クライアント/サーバー・モデルの主要な利点は次のとおりです。
- 計算機能が最も適切なマシン・システムで実行されます。
- 複数のサーバーにアプリケーションの処理負荷を分散させることができます。
- 多くのクライアント・アプリケーションでサーバー・アプリケーションを共有できます。
たとえば、デスクトップ・システムは、情報を表示するための使いやすいグラフィカルな環境を多くのビジネス・ユーザーに提供します。しかし、デスクトップ・システムはディスク領域とメモリーが制限される場合があり、シングル・ユーザー・システムであるのが普通です。より大きく、より強力なマシン・システムの方が、計算集中型の機能を実行し、マルチ・ユーザー・アクセスと共有データベース・アクセスを実現するには適しています。
したがって、通常はより規模の大きいシステムでアプリケーションのサーバー部分が実行されます。このようにして、分散したデスクトップ・システムとネットワーク接続されたサーバーにより、分散クライアント/サーバー・アプリケーションをデプロイする完璧なコンピューティング環境が実現されます。
CORBA以外のクライアント/サーバー手法でも異機種間ネットワークで処理を分散する手段が提供されますが、その手法には次の欠点があります。
- 通信については、クライアント・アプリケーションで、必要なネットワーク・プロトコル情報を含めてサーバー・アプリケーションへのアクセス方法が理解されていなければなりません。
クライアント/サーバー・アプリケーションでは、1つのネットワーク・プロトコルを使用する場合と、複数の異なるプロトコルを使用する場合があります。複数のプロトコルが使用される場合、アプリケーションではネットワークごとにプロトコル固有のコードを論理的に反復しなければなりません。
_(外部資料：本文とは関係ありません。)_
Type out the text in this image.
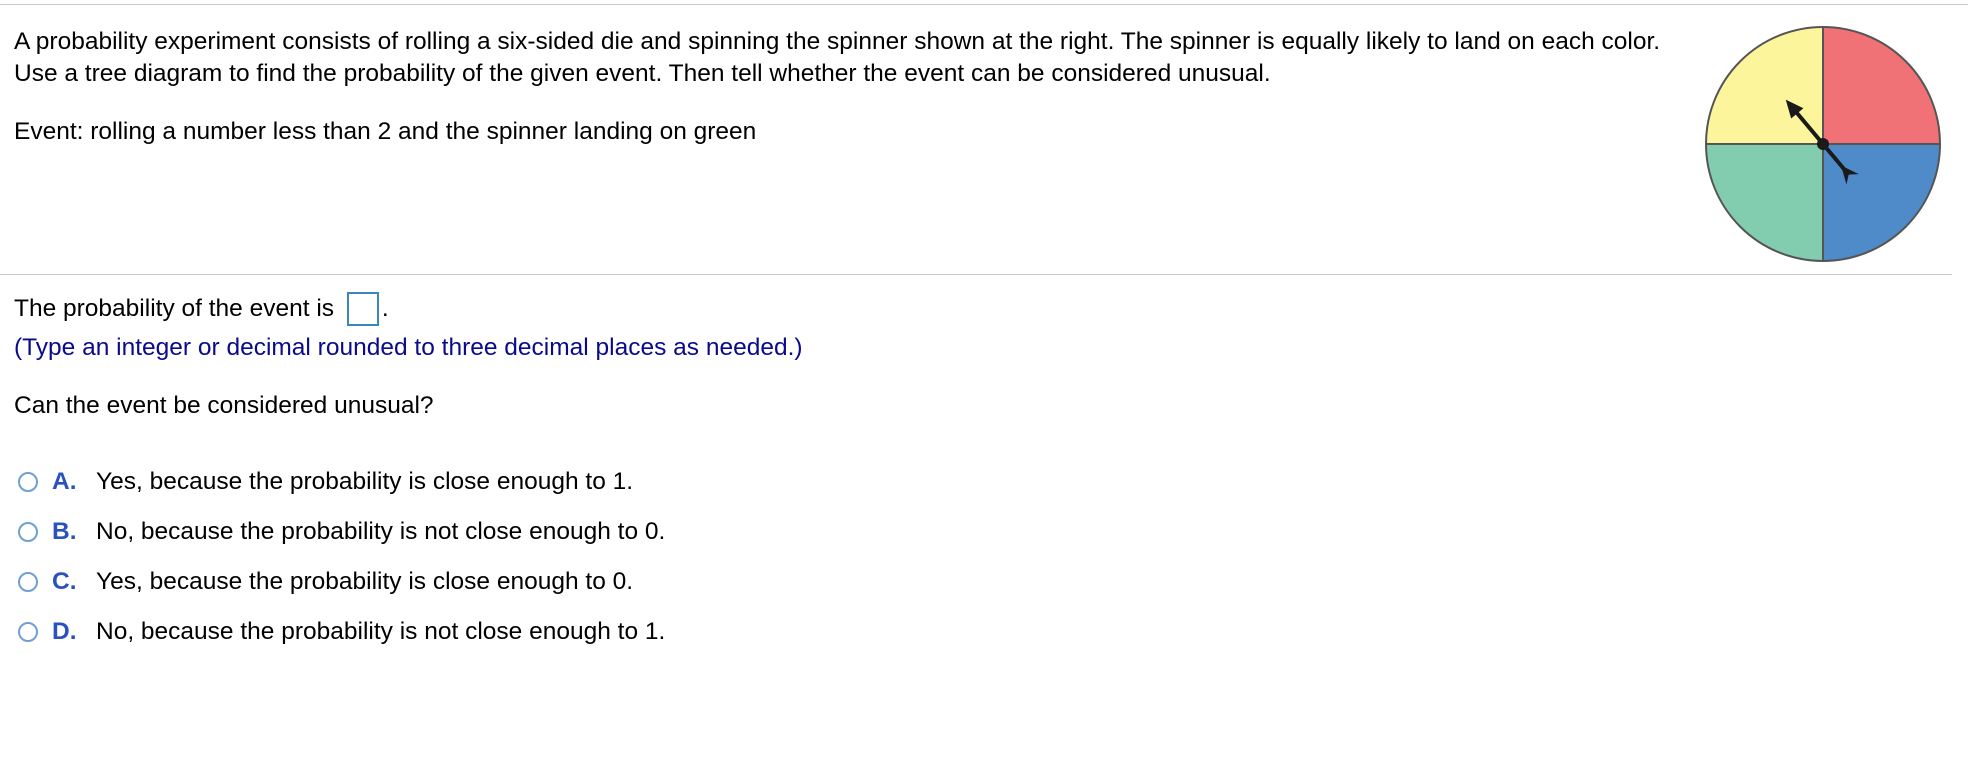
A probability experiment consists of rolling a six-sided die and spinning the spinner shown at the right. The spinner is equally likely to land on each color. Use a tree diagram to find the probability of the given event. Then tell whether the event can be considered unusual.

Event: rolling a number less than 2 and the spinner landing on green
The probability of the event is .
(Type an integer or decimal rounded to three decimal places as needed.)
Can the event be considered unusual?
A. Yes, because the probability is close enough to 1.
B. No, because the probability is not close enough to 0.
C. Yes, because the probability is close enough to 0.
D. No, because the probability is not close enough to 1.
- アプリケーションでは、異なるデータ形式が使用されるマシンと統合された場合に、データ形式の変換を処理しなければなりません。
たとえば、一部のマシンでは整数値が最下位バイト・アドレスから最上位へ向かって読み取られ(リトル・エンディアン)、他のマシンでは逆に最上位バイトから読み取られます(ビッグ・エンディアン)。また、一部のマシン・システムでは、浮動小数点数またはテキスト文字列で異なる形式が使用される場合もあります。アプリケーションから異なるデータ形式が使用されるマシンにデータが送信される場合で、そのアプリケーションによってデータが変換されないときには、データは間違って解釈されます。
ネットワーク経由でデータをトランスポートし、そのデータをターゲット・システムの適切な表現に変換することを、データ・マーシャリングと呼びます。多くの非CORBAクライアント/サーバー・モデルでは、アプリケーションですべてのデータ・マーシャリングを実行しなければなりません。データ・マーシャリングでは、アプリケーションでネットワークとオペレーティング・システムの機能を利用してデータをマシン間で移動する必要があります。また、データ形式の変換を実行して、送信時と同じようにデータが読み取られるようにすることも必要です。
- アプリケーションの拡張に柔軟性がありません。
CORBA以外のクライアント/サーバー手法では、クライアント・アプリケーションとサーバー・アプリケーションが強く結び付けられます。したがって、クライアント・アプリケーションかサーバー・アプリケーションで変更があった場合には、プログラマはインタフェース、ネットワーク・アドレス、およびネットワーク・トランスポートを変更する必要があります。また、クライアント・アプリケーションとサーバー・アプリケーションを別のネットワーク・インタフェースをサポートするマシンに移植する場合、プログラマはそれらのアプリケーションの新しいネットワーク・インタフェースを作成しなければなりません。